Things I Learned Hanging Out with Fiction Writers

If I’m completely honest, I didn’t know any fiction writers until I got to college. In high school, we didn’t have a fiction writing class. I knew athletes. I knew musicians. I knew kids who were good at math or mechanical drawing. I knew one kid who was into photography. But I didn’t know any fiction writers.

College is where I started spending time with people who took fiction writing seriously. It’s where pretentiousness first presented its face to me. But it’s also where I learned that fiction–both the reading and the writing of it–really does matter. In college, during my sophomore year, I started to listen to people, and I became aware of the way that many of them would dismiss fiction as unreal–and this was a term of real censure. Perhaps this negative assertion is connected with the need to earn money, and the stock market doesn’t exist in novels in any “real” way. But when people assert that to be healthy, we need to know the difference between reality and fiction, the latter of which becomes synonymous with myths and lies, then fiction becomes at best an embellishment on life, at worst tall tales. The thing is that I’ve learned a great deal about the real life people are talking about by listening to the embellishments.

Everyone Has a Point of View — This applies to psychology and marriage as much as it does to understanding politics. For most readers, it should be noted, the point of view in which a story is told goes unrecognized, passes as part of the woodwork, the background. For many casual readers, point of view is subliminal noise to ignore. People read in this way for the most part. It’s close to watching TV. They want the experience, and the words are simply there as some sort of rendition they are willing to trust or at least not question. In fact, the experience and the words are coming from someone’s voice, someone’s point of view. Whose is it? This is the last question they might think to ask–if they think of it. More often, most will read the entire story and never ask it.

This is the first question of the fiction writer. Who is telling the story? The fiction writers I started hanging out with would lean over and point to what everyone else in the room was ignoring. Who is giving the point of view? Whose story, whose facts, are we getting? It matters a great deal that we know that Nick Caraway, a Midwesterner with a college degree, is telling Jay Gatsby’s story.

Fiction writers play with this, tease with it.

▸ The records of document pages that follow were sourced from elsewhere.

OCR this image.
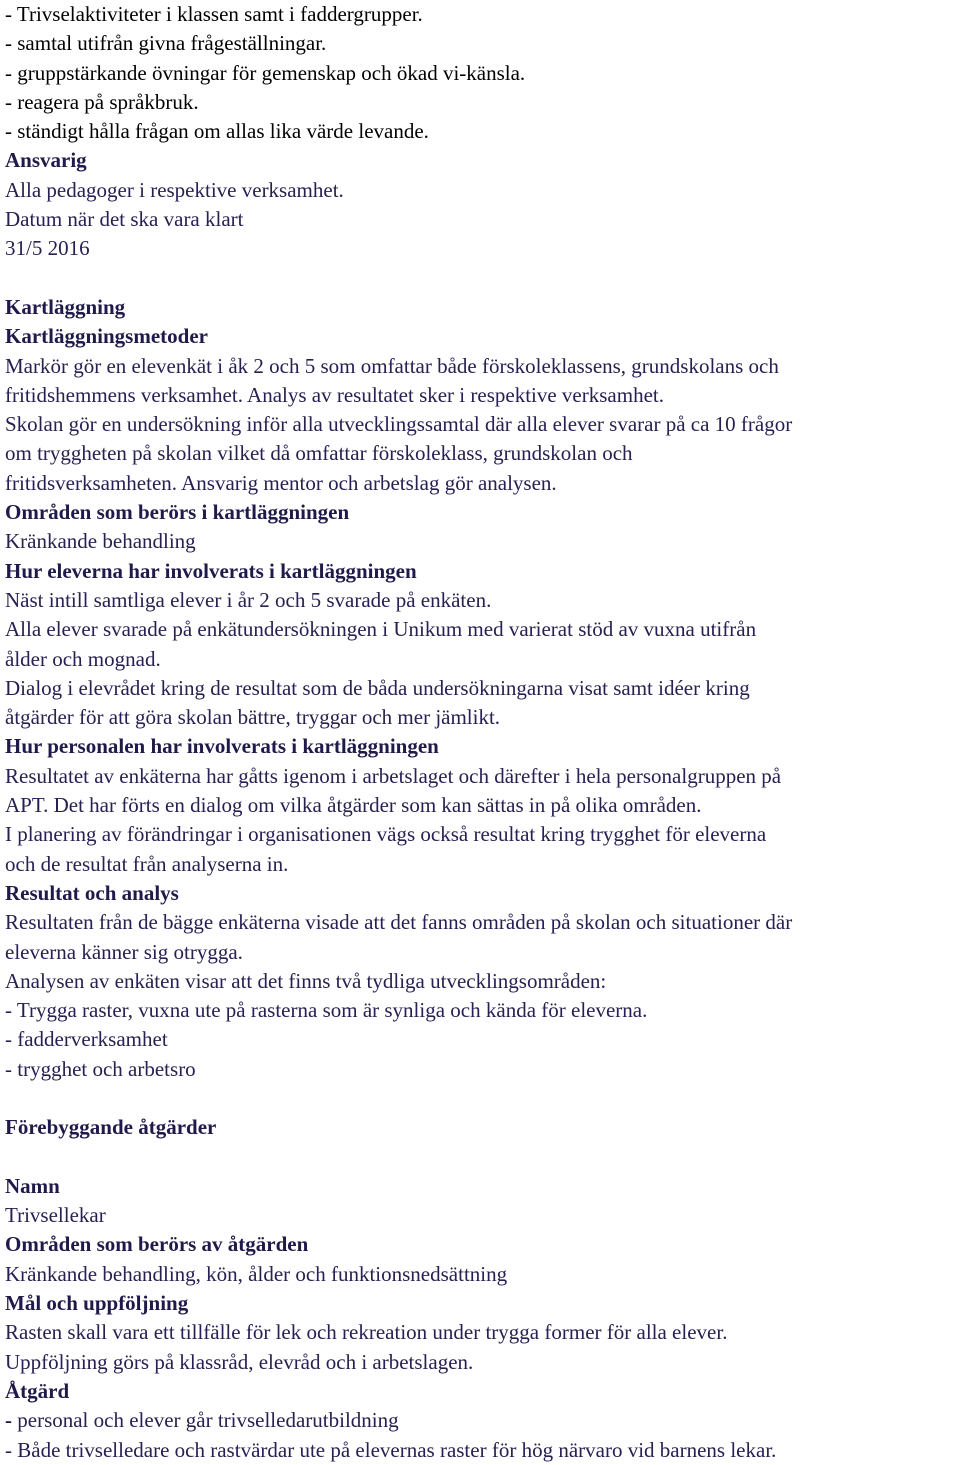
- Trivselaktiviteter i klassen samt i faddergrupper.
- samtal utifrån givna frågeställningar.
- gruppstärkande övningar för gemenskap och ökad vi-känsla.
- reagera på språkbruk.
- ständigt hålla frågan om allas lika värde levande.
Ansvarig
Alla pedagoger i respektive verksamhet.
Datum när det ska vara klart
31/5 2016
Kartläggning
Kartläggningsmetoder
Markör gör en elevenkät i åk 2 och 5 som omfattar både förskoleklassens, grundskolans och
fritidshemmens verksamhet. Analys av resultatet sker i respektive verksamhet.
Skolan gör en undersökning inför alla utvecklingssamtal där alla elever svarar på ca 10 frågor
om tryggheten på skolan vilket då omfattar förskoleklass, grundskolan och
fritidsverksamheten. Ansvarig mentor och arbetslag gör analysen.
Områden som berörs i kartläggningen
Kränkande behandling
Hur eleverna har involverats i kartläggningen
Näst intill samtliga elever i år 2 och 5 svarade på enkäten.
Alla elever svarade på enkätundersökningen i Unikum med varierat stöd av vuxna utifrån
ålder och mognad.
Dialog i elevrådet kring de resultat som de båda undersökningarna visat samt idéer kring
åtgärder för att göra skolan bättre, tryggar och mer jämlikt.
Hur personalen har involverats i kartläggningen
Resultatet av enkäterna har gåtts igenom i arbetslaget och därefter i hela personalgruppen på
APT. Det har förts en dialog om vilka åtgärder som kan sättas in på olika områden.
I planering av förändringar i organisationen vägs också resultat kring trygghet för eleverna
och de resultat från analyserna in.
Resultat och analys
Resultaten från de bägge enkäterna visade att det fanns områden på skolan och situationer där
eleverna känner sig otrygga.
Analysen av enkäten visar att det finns två tydliga utvecklingsområden:
- Trygga raster, vuxna ute på rasterna som är synliga och kända för eleverna.
- fadderverksamhet
- trygghet och arbetsro
Förebyggande åtgärder
Namn
Trivsellekar
Områden som berörs av åtgärden
Kränkande behandling, kön, ålder och funktionsnedsättning
Mål och uppföljning
Rasten skall vara ett tillfälle för lek och rekreation under trygga former för alla elever.
Uppföljning görs på klassråd, elevråd och i arbetslagen.
Åtgärd
- personal och elever går trivselledarutbildning
- Både trivselledare och rastvärdar ute på elevernas raster för hög närvaro vid barnens lekar.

First person point of view, that most popular of modern devices, is largely seen by serious readers as the voice of the unreliable witness. What is this narrator not telling us? What is being omitted, what is being over-stated? The thing I find interesting about this is just how real this point is. People, as first person narrators, can be very unreliable. They forget, they overstate, the omit key points that matter. It troubles some critics that Nick Caraway’s take on Jay Gatsby is unreliable. 

Third person point of view, in the minds of those who value “reality” over fiction, is almost completely fused with and indistinguishable from the old omniscient narrator. But the third person narrator is not all knowing. As third person limited, it is giving us one character’s thoughts and observations, but from a slight distance so that the author creeps in a bit in places.

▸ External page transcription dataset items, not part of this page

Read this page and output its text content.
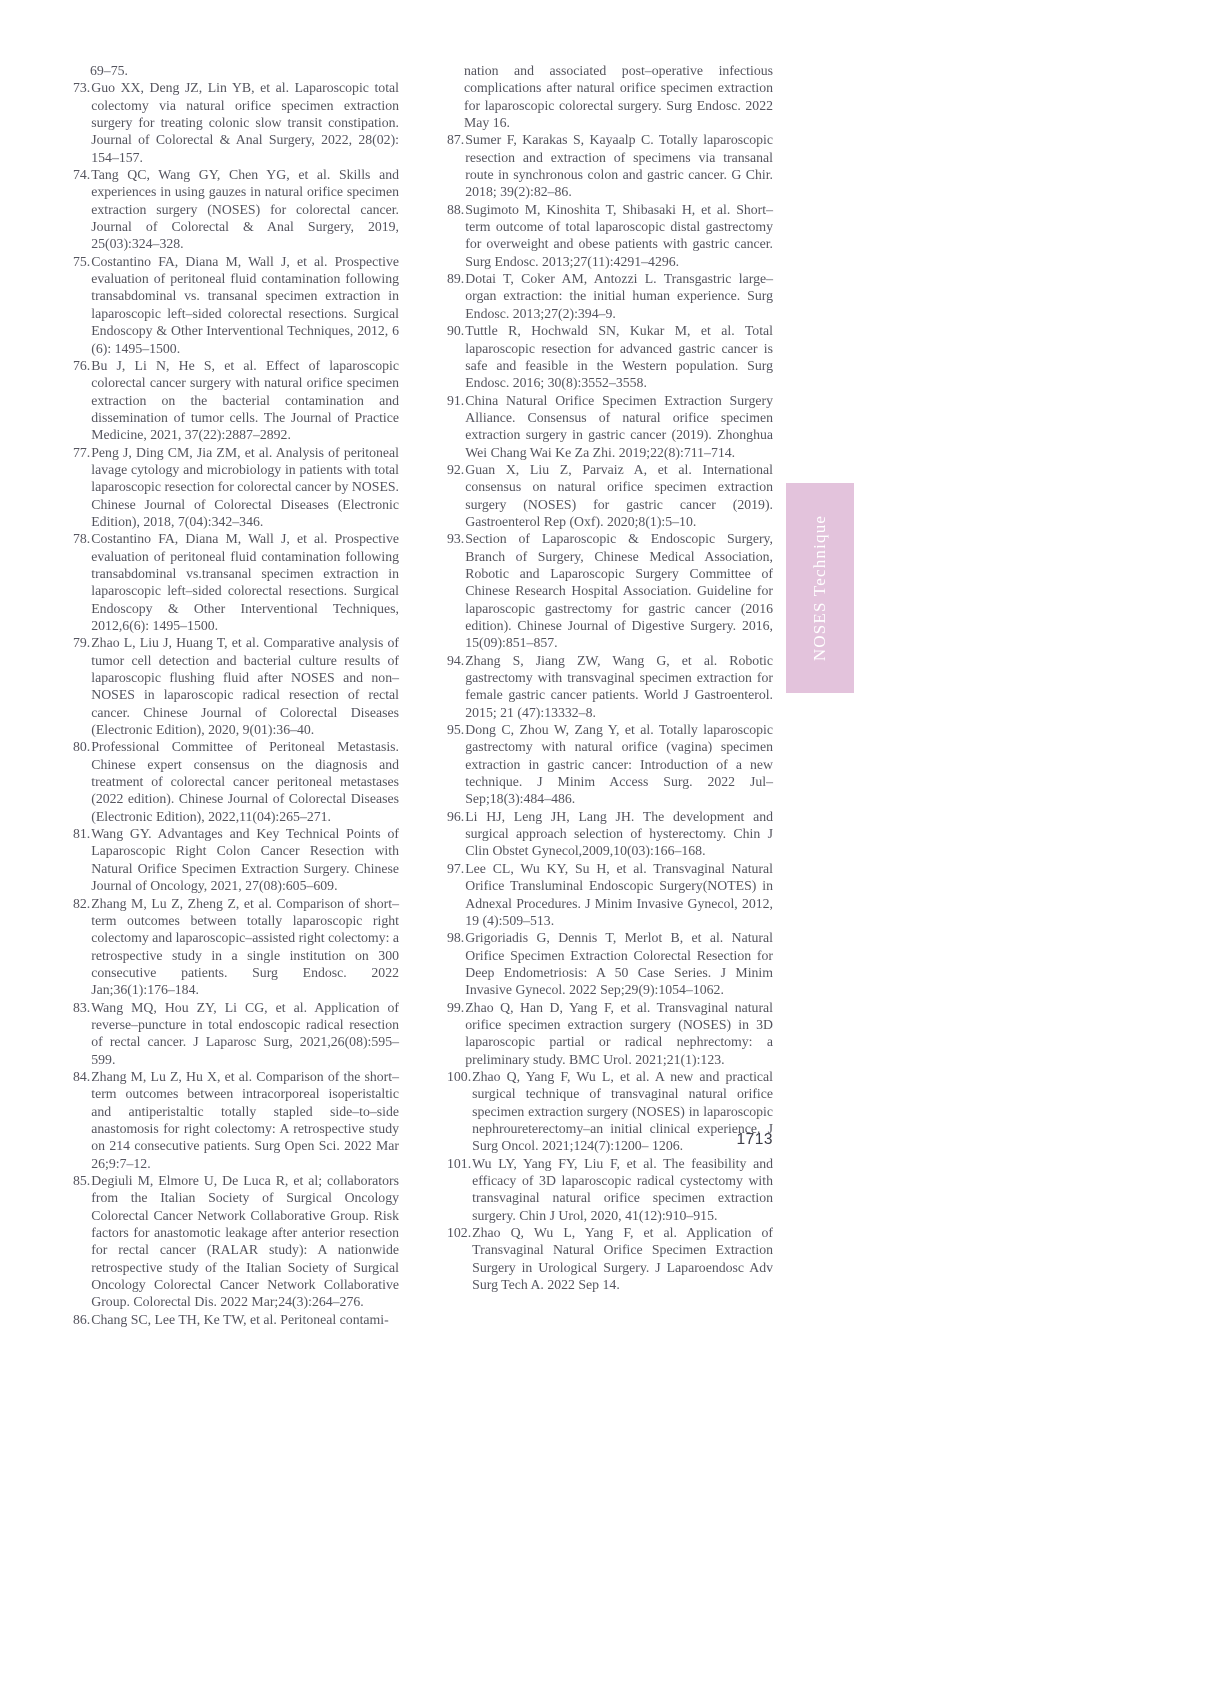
69–75.
73. Guo XX, Deng JZ, Lin YB, et al. Laparoscopic total colectomy via natural orifice specimen extraction surgery for treating colonic slow transit constipation. Journal of Colorectal & Anal Surgery, 2022, 28(02): 154–157.
74. Tang QC, Wang GY, Chen YG, et al. Skills and experiences in using gauzes in natural orifice specimen extraction surgery (NOSES) for colorectal cancer. Journal of Colorectal & Anal Surgery, 2019, 25(03):324–328.
75. Costantino FA, Diana M, Wall J, et al. Prospective evaluation of peritoneal fluid contamination following transabdominal vs. transanal specimen extraction in laparoscopic left–sided colorectal resections. Surgical Endoscopy & Other Interventional Techniques, 2012, 6 (6): 1495–1500.
76. Bu J, Li N, He S, et al. Effect of laparoscopic colorectal cancer surgery with natural orifice specimen extraction on the bacterial contamination and dissemination of tumor cells. The Journal of Practice Medicine, 2021, 37(22):2887–2892.
77. Peng J, Ding CM, Jia ZM, et al. Analysis of peritoneal lavage cytology and microbiology in patients with total laparoscopic resection for colorectal cancer by NOSES. Chinese Journal of Colorectal Diseases (Electronic Edition), 2018, 7(04):342–346.
78. Costantino FA, Diana M, Wall J, et al. Prospective evaluation of peritoneal fluid contamination following transabdominal vs.transanal specimen extraction in laparoscopic left–sided colorectal resections. Surgical Endoscopy & Other Interventional Techniques, 2012,6(6): 1495–1500.
79. Zhao L, Liu J, Huang T, et al. Comparative analysis of tumor cell detection and bacterial culture results of laparoscopic flushing fluid after NOSES and non–NOSES in laparoscopic radical resection of rectal cancer. Chinese Journal of Colorectal Diseases (Electronic Edition), 2020, 9(01):36–40.
80. Professional Committee of Peritoneal Metastasis. Chinese expert consensus on the diagnosis and treatment of colorectal cancer peritoneal metastases (2022 edition). Chinese Journal of Colorectal Diseases (Electronic Edition), 2022,11(04):265–271.
81. Wang GY. Advantages and Key Technical Points of Laparoscopic Right Colon Cancer Resection with Natural Orifice Specimen Extraction Surgery. Chinese Journal of Oncology, 2021, 27(08):605–609.
82. Zhang M, Lu Z, Zheng Z, et al. Comparison of short–term outcomes between totally laparoscopic right colectomy and laparoscopic–assisted right colectomy: a retrospective study in a single institution on 300 consecutive patients. Surg Endosc. 2022 Jan;36(1):176–184.
83. Wang MQ, Hou ZY, Li CG, et al. Application of reverse–puncture in total endoscopic radical resection of rectal cancer. J Laparosc Surg, 2021,26(08):595–599.
84. Zhang M, Lu Z, Hu X, et al. Comparison of the short–term outcomes between intracorporeal isoperistaltic and antiperistaltic totally stapled side–to–side anastomosis for right colectomy: A retrospective study on 214 consecutive patients. Surg Open Sci. 2022 Mar 26;9:7–12.
85. Degiuli M, Elmore U, De Luca R, et al; collaborators from the Italian Society of Surgical Oncology Colorectal Cancer Network Collaborative Group. Risk factors for anastomotic leakage after anterior resection for rectal cancer (RALAR study): A nationwide retrospective study of the Italian Society of Surgical Oncology Colorectal Cancer Network Collaborative Group. Colorectal Dis. 2022 Mar;24(3):264–276.
86. Chang SC, Lee TH, Ke TW, et al. Peritoneal contami-
nation and associated post–operative infectious complications after natural orifice specimen extraction for laparoscopic colorectal surgery. Surg Endosc. 2022 May 16.
87. Sumer F, Karakas S, Kayaalp C. Totally laparoscopic resection and extraction of specimens via transanal route in synchronous colon and gastric cancer. G Chir. 2018; 39(2):82–86.
88. Sugimoto M, Kinoshita T, Shibasaki H, et al. Short–term outcome of total laparoscopic distal gastrectomy for overweight and obese patients with gastric cancer. Surg Endosc. 2013;27(11):4291–4296.
89. Dotai T, Coker AM, Antozzi L. Transgastric large–organ extraction: the initial human experience. Surg Endosc. 2013;27(2):394–9.
90. Tuttle R, Hochwald SN, Kukar M, et al. Total laparoscopic resection for advanced gastric cancer is safe and feasible in the Western population. Surg Endosc. 2016; 30(8):3552–3558.
91. China Natural Orifice Specimen Extraction Surgery Alliance. Consensus of natural orifice specimen extraction surgery in gastric cancer (2019). Zhonghua Wei Chang Wai Ke Za Zhi. 2019;22(8):711–714.
92. Guan X, Liu Z, Parvaiz A, et al. International consensus on natural orifice specimen extraction surgery (NOSES) for gastric cancer (2019). Gastroenterol Rep (Oxf). 2020;8(1):5–10.
93. Section of Laparoscopic & Endoscopic Surgery, Branch of Surgery, Chinese Medical Association, Robotic and Laparoscopic Surgery Committee of Chinese Research Hospital Association. Guideline for laparoscopic gastrectomy for gastric cancer (2016 edition). Chinese Journal of Digestive Surgery. 2016, 15(09):851–857.
94. Zhang S, Jiang ZW, Wang G, et al. Robotic gastrectomy with transvaginal specimen extraction for female gastric cancer patients. World J Gastroenterol. 2015; 21 (47):13332–8.
95. Dong C, Zhou W, Zang Y, et al. Totally laparoscopic gastrectomy with natural orifice (vagina) specimen extraction in gastric cancer: Introduction of a new technique. J Minim Access Surg. 2022 Jul–Sep;18(3):484–486.
96. Li HJ, Leng JH, Lang JH. The development and surgical approach selection of hysterectomy. Chin J Clin Obstet Gynecol,2009,10(03):166–168.
97. Lee CL, Wu KY, Su H, et al. Transvaginal Natural Orifice Transluminal Endoscopic Surgery(NOTES) in Adnexal Procedures. J Minim Invasive Gynecol, 2012, 19 (4):509–513.
98. Grigoriadis G, Dennis T, Merlot B, et al. Natural Orifice Specimen Extraction Colorectal Resection for Deep Endometriosis: A 50 Case Series. J Minim Invasive Gynecol. 2022 Sep;29(9):1054–1062.
99. Zhao Q, Han D, Yang F, et al. Transvaginal natural orifice specimen extraction surgery (NOSES) in 3D laparoscopic partial or radical nephrectomy: a preliminary study. BMC Urol. 2021;21(1):123.
100. Zhao Q, Yang F, Wu L, et al. A new and practical surgical technique of transvaginal natural orifice specimen extraction surgery (NOSES) in laparoscopic nephroureterectomy–an initial clinical experience. J Surg Oncol. 2021;124(7):1200– 1206.
101. Wu LY, Yang FY, Liu F, et al. The feasibility and efficacy of 3D laparoscopic radical cystectomy with transvaginal natural orifice specimen extraction surgery. Chin J Urol, 2020, 41(12):910–915.
102. Zhao Q, Wu L, Yang F, et al. Application of Transvaginal Natural Orifice Specimen Extraction Surgery in Urological Surgery. J Laparoendosc Adv Surg Tech A. 2022 Sep 14.
NOSES Technique
1713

This business about point of view has helped me to understand political utterances better. I read someone’s assertion, and I realize that it isn’t reality but their version. And their version can be countered by another’s, and another’s. No statement is coming from a position of knowing everything. The points of view I know are not omniscient. They are contingent, limited, just like mine, just like everyone’s.

This has also helped my marriage. It has helped me to hear where my wife is coming from. My own point of view is not objective. It is limited. Of course, I don’t admit this to her all of the time. 

Good dialogue results from listening to the way people say things — In my earliest views of writers, I think I assumed that they were all introverts. This may have been because I saw them in the position of listening. Since then, I’ve learned that some are introverted extroverts. But there is something to the stereotype I first believed. It had to do with this: writers like language, and they listen for it a great deal; fiction writers, especially, like to listen to the way people talk. It’s how they learn about people. It’s how they learn to write good scripts and good dialogue that reveals character through what characters say. 

This has helped me in life a great deal. I’ve understood for a while now that people don’t generally just come out and say what they want or need. In fact, it seems that many people don’t know what they want. I learned this from being a fiction writer and listening to the way that people talk to each other. I’ve learned that relationships are not always equal, and that some people are giving more in their connections with people than others are. We are not only capitalists in our economic thinking. We are also emotional capitalists.

Truth is stranger than fiction — In fact, much stranger. I learned this in one writers group where I brought in a story and the main criticism had to do with something that happens to one of the characters. What was interesting was that my readers didn’t object to the part that I’d made up. They thought that was real. But the one thing that really did happen to me in real life, a coincidence that helped me, didn’t work in my story. The members of my writing group refused to believe it in the fictional world, even though it happened in real life. 

What happens to us in real life is often not credible in fiction. Coincidences, in fiction, at least, have to be handled with care–they should never be used to resolve a conflict or as a plot device, though coincidences occur all the time in what we call our “real’ lives.

But this enterprise of writing fiction has taught me a great deal about all of the ways that our simple binaries about real life and fiction (and myth and lies) are not so simple as they sound. Of course, I’m not going to invest in stocks I read about in a novel. But I might recognize how limited we all are in our understanding. No one sees everything. No one is omniscient.